Btw, that's why I'm a Paris Hilton fanboy - Miss Hilton is both a celeb and a hard-working, reliable money machine.

(Now, that was a digression!)

Anonymous said...

"this leaves thoughtful, careful, responsible people who didn't commit mass sins of gross financial stupidity . . . where? Well, it sticks us with a $700 billion bill, and that's just for starters."

Well... Yes and no. My problem isn't the size of the bailout (which should be nowhere near $700 bllion in the end), it's more a matter of trust.

If the Fed purchases these things more or less at market price there may not be a loss at all, because the current market price I think has actually sunk well below the actual value of the assets underlying them. Particularly if they hold on to the worst ones for a decade or so.

But I think the idea of bailing out masses of mortgage holders (as McCain has proposed) is a really, really BAD idea. Bad because the worst losers were by and large speculators who have either mailed in the keys or are preapring to do so. Why bail them out. Leave 'em with bad credit and be damned to them.

Another group were the legitimate poor who got suckered into loans they couldn't afford to pay for. But this group has long-since been foreclosed upon - there is no way to get them back into the houses they once owned for most of them. Even so, I could see a partial bailout for those who have managed to hold on to the present - maybe bring the loan down to the affordable point or move them into something affordable for their income, with equlity intact.

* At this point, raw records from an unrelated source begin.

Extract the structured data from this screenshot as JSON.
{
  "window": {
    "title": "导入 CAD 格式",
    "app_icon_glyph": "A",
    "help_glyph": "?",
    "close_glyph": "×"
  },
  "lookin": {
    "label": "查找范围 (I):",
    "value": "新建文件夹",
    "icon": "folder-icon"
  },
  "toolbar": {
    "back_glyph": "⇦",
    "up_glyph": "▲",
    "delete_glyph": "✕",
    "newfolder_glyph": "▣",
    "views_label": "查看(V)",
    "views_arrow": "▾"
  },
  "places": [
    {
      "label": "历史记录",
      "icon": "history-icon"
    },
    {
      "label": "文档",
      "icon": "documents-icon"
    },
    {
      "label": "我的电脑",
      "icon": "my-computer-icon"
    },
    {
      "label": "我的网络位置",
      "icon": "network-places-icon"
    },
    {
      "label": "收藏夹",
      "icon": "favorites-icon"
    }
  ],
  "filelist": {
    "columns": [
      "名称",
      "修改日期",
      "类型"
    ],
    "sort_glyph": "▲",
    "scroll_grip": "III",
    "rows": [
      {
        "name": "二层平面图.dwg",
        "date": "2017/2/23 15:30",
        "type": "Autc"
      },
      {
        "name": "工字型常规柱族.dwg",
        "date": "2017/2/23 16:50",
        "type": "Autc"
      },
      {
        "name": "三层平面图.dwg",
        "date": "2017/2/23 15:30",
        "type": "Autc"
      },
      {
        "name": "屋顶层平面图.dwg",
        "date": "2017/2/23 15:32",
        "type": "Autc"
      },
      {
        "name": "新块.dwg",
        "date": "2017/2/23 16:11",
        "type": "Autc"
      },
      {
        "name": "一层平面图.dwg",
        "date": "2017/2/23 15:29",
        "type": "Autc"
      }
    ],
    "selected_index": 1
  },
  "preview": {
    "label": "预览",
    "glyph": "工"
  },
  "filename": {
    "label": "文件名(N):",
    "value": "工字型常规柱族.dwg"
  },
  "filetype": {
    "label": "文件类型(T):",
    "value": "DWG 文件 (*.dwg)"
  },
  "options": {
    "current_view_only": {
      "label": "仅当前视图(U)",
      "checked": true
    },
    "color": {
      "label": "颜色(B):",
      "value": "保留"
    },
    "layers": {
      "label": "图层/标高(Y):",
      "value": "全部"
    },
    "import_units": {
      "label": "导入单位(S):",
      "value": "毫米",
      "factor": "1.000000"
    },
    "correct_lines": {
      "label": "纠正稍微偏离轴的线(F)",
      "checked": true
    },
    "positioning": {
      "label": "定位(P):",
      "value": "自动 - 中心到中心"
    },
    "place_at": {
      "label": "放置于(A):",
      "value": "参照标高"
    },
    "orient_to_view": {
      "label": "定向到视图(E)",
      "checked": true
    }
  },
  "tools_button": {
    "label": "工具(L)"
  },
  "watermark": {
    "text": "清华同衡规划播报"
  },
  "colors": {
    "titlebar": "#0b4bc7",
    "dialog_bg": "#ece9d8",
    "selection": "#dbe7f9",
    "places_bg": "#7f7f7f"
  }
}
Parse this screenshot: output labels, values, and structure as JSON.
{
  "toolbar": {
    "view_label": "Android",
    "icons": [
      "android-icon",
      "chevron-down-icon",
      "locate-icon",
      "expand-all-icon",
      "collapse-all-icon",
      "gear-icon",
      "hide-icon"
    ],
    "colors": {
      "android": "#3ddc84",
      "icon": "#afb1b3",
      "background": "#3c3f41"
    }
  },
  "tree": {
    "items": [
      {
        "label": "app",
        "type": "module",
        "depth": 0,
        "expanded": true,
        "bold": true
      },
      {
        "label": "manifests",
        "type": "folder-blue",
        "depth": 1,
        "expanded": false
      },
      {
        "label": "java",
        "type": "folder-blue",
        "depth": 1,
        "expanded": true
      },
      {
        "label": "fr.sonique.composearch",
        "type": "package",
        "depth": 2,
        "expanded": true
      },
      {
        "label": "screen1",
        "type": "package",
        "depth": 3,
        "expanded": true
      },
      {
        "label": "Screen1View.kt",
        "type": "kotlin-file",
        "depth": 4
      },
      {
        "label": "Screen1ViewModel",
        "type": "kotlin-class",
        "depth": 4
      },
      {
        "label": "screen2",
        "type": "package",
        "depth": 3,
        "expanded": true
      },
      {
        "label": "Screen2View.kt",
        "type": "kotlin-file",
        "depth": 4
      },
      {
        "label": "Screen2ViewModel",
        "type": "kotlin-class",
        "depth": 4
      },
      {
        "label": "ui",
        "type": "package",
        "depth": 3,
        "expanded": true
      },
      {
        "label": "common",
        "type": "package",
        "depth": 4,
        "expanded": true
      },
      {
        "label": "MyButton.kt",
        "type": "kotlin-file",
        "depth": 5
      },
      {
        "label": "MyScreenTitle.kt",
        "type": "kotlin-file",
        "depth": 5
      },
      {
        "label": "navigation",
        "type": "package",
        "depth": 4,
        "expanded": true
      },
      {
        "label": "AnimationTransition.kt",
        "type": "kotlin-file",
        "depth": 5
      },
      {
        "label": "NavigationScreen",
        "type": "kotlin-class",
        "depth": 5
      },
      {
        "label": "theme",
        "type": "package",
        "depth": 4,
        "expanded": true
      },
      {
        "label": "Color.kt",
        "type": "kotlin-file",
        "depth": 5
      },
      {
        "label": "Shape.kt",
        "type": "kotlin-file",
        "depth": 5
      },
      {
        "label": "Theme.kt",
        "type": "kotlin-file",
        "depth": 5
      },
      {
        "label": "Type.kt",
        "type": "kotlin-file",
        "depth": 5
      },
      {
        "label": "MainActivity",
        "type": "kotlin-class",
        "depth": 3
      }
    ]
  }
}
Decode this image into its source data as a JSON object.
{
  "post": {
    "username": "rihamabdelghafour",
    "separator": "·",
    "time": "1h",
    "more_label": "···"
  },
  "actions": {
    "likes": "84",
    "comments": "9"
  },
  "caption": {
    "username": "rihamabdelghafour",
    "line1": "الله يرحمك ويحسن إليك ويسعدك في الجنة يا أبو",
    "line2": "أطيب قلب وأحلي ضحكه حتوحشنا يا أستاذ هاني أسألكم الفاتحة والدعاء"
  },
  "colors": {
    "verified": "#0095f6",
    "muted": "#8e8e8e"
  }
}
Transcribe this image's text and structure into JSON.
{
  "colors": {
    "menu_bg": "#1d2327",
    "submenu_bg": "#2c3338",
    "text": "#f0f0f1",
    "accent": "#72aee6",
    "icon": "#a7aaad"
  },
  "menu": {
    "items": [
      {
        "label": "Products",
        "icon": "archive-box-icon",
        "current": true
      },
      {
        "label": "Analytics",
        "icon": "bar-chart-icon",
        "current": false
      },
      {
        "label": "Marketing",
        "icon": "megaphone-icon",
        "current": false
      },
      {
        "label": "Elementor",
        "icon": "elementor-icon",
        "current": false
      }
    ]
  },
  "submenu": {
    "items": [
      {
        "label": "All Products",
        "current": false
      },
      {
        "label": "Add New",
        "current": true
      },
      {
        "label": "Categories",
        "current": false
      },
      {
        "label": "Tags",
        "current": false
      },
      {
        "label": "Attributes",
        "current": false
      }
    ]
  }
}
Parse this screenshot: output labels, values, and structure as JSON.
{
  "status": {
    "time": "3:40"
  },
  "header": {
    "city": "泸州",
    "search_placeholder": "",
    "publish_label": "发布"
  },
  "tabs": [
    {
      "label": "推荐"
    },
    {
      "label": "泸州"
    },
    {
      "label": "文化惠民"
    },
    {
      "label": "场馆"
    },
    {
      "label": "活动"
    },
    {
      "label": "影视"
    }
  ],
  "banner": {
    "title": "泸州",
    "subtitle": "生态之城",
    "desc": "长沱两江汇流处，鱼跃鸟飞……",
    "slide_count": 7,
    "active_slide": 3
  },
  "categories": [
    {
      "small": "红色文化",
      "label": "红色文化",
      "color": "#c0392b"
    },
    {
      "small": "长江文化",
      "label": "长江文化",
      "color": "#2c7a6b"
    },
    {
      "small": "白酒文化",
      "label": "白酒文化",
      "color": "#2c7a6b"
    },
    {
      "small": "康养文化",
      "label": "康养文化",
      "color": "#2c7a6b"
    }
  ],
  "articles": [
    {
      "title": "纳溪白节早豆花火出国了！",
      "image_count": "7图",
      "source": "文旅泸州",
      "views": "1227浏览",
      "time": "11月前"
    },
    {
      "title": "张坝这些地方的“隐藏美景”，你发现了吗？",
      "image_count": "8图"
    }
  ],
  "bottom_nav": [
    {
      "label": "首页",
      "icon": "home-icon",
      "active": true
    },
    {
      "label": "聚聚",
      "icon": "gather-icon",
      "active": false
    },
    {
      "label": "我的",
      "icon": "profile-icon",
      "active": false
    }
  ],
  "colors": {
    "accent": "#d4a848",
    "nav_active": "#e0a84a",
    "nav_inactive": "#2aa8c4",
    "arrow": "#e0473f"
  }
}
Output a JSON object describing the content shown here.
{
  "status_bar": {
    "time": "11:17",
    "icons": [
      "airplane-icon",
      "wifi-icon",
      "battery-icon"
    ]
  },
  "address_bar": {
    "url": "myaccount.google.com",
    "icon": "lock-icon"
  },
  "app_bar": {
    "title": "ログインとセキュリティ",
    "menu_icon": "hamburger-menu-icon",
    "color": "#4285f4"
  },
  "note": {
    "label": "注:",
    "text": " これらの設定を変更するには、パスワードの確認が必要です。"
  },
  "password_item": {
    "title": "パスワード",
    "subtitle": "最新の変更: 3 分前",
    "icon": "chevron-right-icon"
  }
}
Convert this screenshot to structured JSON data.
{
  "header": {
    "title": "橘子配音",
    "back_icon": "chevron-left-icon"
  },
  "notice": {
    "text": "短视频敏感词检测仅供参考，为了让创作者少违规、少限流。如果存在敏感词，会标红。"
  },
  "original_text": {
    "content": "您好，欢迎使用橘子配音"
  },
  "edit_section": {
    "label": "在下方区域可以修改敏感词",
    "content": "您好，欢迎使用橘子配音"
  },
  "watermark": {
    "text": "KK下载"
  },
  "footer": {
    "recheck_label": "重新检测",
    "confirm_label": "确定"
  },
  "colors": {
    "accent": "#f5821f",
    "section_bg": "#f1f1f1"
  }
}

Finally there are the people who put down 20% and are owner-occupants and who didn't take HELOCS and go on spending sprees. In most areas these folks are OK unless their purchase timing really sucked. But they are generally better off than the rest of us, so how is it that the government should bail them out at the cost of apartment-dwellers without a mortgage interest deduction? So - maybe, in some cases we should grant statutory relief & set up mechanisms to allow the mortgage to be reduced (with a mechanism to recapture part of any future equity increase on the house, perhaps in the form of a lien on the house) which has to be paid at closing.